New Adam McKay film project starring Robert Pattinson Amy Adams

New Adam McKay film project starring Robert Pattinson, Amy Adams and Robert Downey Jr. at Hollywood Studios

Rob Pattinson, Amy Adams, Robert Downey Jr., Adam McKay, Forest Whitaker, Danielle DeadWyler - Split Getty H 2023.psd

Clockwise from top left: Robert Pattinson, Amy Adams, Robert Downey Jr., Danielle DeadWyler, Forest Whitaker, Adam McKay

Victor Boyko/Getty Images; Axelle/Bauer-Griffin/FilmMagic; Jon Kopaloff/Getty Images; Alberto E Rodriguez/Getty Images; Toni Anne Barson/FilmMagic; Karwai Tang/WireImage

After months of mumbling, the latest A-list ensemble project from The Big Short and Don’t Look Up filmmaker Adam McKay has arrived in Hollywood.

Dubbed Average Height, Average Build, the project is described as part serial killer thriller, part comedy, and follows a killer who sources say uses political lobbyists to change laws to make it easier for him to kill. Like all of McKay’s recent work, the project will address larger socio-political ills – à la the 2008 housing crisis (The Big Short) and the climate crisis (Don’t Look Up) – this time against crime and corruption.

McKay wrote the script and would direct the feature, which hit studio heads’ inboxes this week. Actors already added include Robert Pattinson, Amy Adams, Robert Downey Jr., Forest Whitaker and Danielle Deadwyler. The script asks for many more characters to be filled.

McKay, the filmmaker, has been involved with the project for some time to talk about working on a new script that would deal with “big, dirty money” during a Q&A at the 2022 Tribeca Film Festival. At the time, he described the project as a comedy.

But despite the star-studded cast and McKay’s enviable track record, the project is facing some headwinds at the studios, some of which have already passed it on while others are taking the time to crunch numbers. Should it go to a streamer, the star-studded cast would require substantial upfront payments, making some hesitant to step in. Insiders at other studios are noting that releasing a dark political comedy is particularly challenging in the current theater landscape. McKay has noted to the studios that the project would appeal to both ends of the political spectrum, but not everyone feels that way. Apple, where McKay has a first-look deal, hasn’t jumped on the project.

The fact that a package that has an Oscar-winning team behind the camera, a filmmaker whose last film received a Best Picture nomination, and that’s populated on screen by awards show regulars and superheroes alike still doesn’t screams “hot package” and is emblematic of the current state of Hollywood. There’s a high level of risk aversion – financial, thematic or otherwise – and even the streamers are less willing to throw around the big bucks they swung around just two years ago to attract A-list talent.

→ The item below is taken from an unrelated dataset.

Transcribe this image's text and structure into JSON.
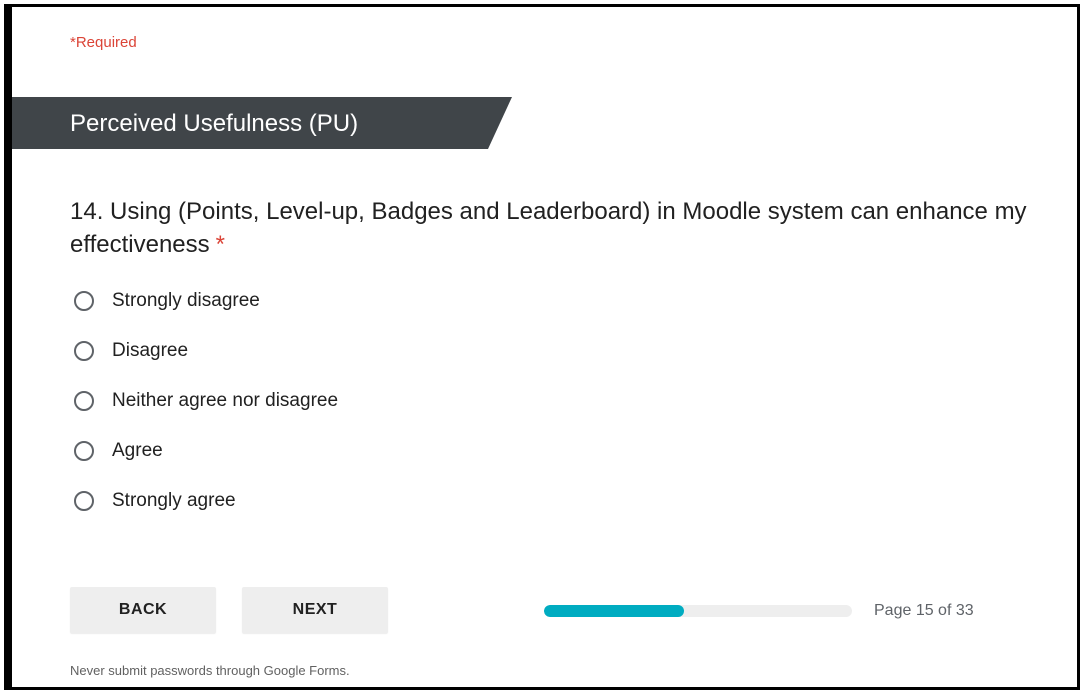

McKay is planning a late summer shoot in Boston. The film does not yet have a studio on board to fund or distribute it. The writer/director has already brought key bottom-line talent on board, including cinematographer Todd Banhazl, who worked on McKay’s HBO series Winning Time.

McKay’s Don’t Look Up starred Leonardo DiCaprio and Jennifer Lawrence with an ensemble cast that included Timothée Chalamet, Meryl Streep, Jonah Hill, Cate Blanchett, Mark Rylance and Tyler Perry. It was nominated for Best Picture, with McKay receiving a nomination for Best Original Screenplay.

The actors so far are newcomers to the McKay school of big comedy, Adams aside. She and McKay previously worked together on McKay’s Dick Cheney film Vice. Pattinson was last seen in The Batman and will next be in Bong Joon Ho’s Mickey 17. Adams was last seen in the Disney sequel Disenchanted and will next be in Marielle Heller’s horror comedy Nightbitch. Downey is next set to star in Christopher Nolan’s Oppenheimer, while Whitaker is currently filming Francis Ford Coppola’s Megalopolis. Deadwyler has garnered a lot of attention this awards season for her role as Mamie Till-Mobley on Till.